Jon Cuneo said that his friend did some of his best work in the years after 1996. Lerach retooled himself, his firm, and how he practiced law, and did it without firing lawyers or missing a beat. Bill Carrick said that Lerach reminded him of an ambitious young presidential candidate, flying all over the country, working fourteen-and sixteen-hour days, making his presentations to pension managers from coast to coast. Even the lawyers in his own firm who were used to his manic pace marveled at his energy. Under the new rules, being first to the courthouse wasn’t enough. Judges would determine the counsel of record in class action fraud cases, and they usually picked the law firm with the most juice, the most expertise in the particular case, and—more than anything—the law firm that represented the client or entity that had lost the most money.
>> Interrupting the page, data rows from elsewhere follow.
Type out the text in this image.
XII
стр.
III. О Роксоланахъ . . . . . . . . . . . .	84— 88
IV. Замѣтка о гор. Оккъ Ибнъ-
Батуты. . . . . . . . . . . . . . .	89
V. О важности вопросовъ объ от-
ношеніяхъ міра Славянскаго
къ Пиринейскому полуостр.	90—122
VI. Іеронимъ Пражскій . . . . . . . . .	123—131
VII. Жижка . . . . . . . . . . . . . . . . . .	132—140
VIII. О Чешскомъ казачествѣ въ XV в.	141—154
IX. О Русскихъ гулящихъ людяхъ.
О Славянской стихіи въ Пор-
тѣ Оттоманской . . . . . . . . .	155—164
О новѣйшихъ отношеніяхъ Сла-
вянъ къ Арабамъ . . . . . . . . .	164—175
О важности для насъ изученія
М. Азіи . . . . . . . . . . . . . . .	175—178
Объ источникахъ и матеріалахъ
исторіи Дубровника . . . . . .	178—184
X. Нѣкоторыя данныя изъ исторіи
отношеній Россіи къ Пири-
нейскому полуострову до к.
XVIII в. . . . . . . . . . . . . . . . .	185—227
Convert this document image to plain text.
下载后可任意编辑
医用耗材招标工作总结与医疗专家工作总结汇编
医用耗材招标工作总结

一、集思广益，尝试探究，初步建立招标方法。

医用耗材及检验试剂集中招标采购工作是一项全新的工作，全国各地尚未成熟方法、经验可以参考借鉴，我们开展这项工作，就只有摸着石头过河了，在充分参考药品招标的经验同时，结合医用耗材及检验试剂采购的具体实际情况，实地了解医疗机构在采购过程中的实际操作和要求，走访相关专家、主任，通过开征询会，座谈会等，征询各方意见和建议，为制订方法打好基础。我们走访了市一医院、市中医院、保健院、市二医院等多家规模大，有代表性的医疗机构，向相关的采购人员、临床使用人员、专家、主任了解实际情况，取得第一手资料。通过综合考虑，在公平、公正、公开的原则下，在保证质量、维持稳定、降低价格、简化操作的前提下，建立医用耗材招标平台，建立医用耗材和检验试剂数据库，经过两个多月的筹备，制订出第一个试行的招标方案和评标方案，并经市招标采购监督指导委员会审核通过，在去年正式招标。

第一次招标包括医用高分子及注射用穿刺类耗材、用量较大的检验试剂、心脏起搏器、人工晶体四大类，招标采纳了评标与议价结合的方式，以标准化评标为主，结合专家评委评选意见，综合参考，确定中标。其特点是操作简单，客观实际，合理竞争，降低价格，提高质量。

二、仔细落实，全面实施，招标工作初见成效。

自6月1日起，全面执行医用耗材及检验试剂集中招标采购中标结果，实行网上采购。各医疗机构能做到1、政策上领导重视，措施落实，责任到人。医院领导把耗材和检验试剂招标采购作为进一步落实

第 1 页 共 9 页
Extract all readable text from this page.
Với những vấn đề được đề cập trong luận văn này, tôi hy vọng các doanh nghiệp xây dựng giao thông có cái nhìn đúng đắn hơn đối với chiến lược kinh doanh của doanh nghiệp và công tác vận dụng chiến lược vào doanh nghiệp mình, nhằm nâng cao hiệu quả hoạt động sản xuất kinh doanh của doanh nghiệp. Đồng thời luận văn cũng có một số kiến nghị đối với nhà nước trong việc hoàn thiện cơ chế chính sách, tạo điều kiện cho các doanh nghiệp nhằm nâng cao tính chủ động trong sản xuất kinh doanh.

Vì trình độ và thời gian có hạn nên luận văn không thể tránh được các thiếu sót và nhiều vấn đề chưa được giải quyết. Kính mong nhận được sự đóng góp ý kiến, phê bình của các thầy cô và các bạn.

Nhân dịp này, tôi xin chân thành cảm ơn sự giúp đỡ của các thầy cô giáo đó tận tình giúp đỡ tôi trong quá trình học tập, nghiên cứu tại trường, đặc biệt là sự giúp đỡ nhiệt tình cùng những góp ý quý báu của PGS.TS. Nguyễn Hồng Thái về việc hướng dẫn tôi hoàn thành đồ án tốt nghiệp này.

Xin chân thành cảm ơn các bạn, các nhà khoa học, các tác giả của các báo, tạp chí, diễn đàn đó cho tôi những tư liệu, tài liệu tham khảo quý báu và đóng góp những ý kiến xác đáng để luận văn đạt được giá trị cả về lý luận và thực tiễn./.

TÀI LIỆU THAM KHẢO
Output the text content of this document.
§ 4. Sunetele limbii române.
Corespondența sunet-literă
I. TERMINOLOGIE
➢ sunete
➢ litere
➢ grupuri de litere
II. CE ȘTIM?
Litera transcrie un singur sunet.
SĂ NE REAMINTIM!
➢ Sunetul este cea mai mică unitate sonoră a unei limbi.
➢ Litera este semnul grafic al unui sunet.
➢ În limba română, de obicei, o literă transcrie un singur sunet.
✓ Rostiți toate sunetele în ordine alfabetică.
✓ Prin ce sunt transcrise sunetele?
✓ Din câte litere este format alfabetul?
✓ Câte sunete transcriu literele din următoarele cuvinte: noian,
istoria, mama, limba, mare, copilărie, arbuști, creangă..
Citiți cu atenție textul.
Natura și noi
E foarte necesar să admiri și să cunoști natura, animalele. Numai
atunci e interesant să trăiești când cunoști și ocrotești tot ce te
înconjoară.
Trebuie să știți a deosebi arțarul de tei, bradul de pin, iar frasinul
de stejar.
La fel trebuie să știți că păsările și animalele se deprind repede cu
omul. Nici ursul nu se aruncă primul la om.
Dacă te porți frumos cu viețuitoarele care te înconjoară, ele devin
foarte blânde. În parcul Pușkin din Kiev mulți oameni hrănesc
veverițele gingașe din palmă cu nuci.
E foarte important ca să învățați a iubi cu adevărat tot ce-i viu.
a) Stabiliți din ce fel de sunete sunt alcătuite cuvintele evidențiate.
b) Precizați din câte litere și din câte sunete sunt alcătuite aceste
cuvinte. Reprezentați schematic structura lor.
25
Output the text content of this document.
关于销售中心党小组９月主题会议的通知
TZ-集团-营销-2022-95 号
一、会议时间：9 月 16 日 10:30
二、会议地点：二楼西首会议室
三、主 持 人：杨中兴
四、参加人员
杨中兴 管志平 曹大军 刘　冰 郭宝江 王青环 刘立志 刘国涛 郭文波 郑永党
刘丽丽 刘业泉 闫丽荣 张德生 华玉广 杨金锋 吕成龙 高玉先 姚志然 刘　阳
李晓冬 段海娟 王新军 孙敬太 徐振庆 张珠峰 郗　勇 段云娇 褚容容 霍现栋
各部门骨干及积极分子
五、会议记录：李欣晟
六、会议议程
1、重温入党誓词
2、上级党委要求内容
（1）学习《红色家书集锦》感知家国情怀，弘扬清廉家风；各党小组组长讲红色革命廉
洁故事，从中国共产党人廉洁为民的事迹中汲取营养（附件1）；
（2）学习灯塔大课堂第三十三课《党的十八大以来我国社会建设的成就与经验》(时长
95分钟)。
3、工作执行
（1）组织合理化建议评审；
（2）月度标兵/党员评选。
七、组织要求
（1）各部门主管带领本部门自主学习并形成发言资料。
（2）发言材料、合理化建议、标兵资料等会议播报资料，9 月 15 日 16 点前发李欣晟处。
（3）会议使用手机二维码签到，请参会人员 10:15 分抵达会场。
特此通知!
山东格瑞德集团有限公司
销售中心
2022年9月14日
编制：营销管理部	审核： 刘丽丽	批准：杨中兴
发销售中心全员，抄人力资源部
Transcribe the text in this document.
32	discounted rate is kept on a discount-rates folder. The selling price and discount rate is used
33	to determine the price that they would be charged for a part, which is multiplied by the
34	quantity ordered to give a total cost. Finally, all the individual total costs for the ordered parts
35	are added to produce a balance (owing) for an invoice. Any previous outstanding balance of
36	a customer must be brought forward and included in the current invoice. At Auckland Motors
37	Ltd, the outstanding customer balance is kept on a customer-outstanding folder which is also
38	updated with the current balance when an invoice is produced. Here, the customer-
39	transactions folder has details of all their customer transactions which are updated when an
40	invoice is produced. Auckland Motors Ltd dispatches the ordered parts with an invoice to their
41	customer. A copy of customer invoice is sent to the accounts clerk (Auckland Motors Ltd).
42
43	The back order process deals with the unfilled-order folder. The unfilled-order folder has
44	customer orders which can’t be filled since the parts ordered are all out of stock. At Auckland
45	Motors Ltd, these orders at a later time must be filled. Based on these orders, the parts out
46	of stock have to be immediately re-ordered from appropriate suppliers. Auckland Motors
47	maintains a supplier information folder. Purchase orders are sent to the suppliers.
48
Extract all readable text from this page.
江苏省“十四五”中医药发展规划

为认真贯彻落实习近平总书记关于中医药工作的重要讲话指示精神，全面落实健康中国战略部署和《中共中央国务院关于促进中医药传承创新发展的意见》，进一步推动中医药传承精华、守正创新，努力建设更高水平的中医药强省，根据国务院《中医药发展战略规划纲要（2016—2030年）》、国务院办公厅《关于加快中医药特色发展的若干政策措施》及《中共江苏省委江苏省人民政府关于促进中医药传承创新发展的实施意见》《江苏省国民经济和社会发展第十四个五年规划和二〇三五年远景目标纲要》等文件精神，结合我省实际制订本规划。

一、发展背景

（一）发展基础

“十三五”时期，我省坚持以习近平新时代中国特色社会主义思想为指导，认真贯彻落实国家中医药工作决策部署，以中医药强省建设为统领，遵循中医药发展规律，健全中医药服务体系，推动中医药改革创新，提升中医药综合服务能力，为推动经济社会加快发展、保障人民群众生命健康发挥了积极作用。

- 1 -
And a lot of money was out there to be lost.
Hundreds of billions of dollars were in play. Miles of fiber optics being laid daily, much of it fueling a dot-com boom for which Lerach expressed early and loud skepticism. “Dot-con,” he would come to call it. Emerging permutations of the telecom industry and information technology grafted themselves into the much-heralded New Economy. The stock prices of these start-ups floated like snowflakes, and price-earning valuations defied gravity. As Wall Street speculated wildly, new classes of victims with deep pockets would soon emerge—Lerach could just feel it. And so he began to cultivate the fertile fields of a new prospective turf. Once Lerach controlled market share, and once fraud arrived on the backs of new companies but under the same old skins of greed and self-dealing, lawyering would follow as sure as “night follows day.” That’s what he promised his colleagues in San Diego and New York.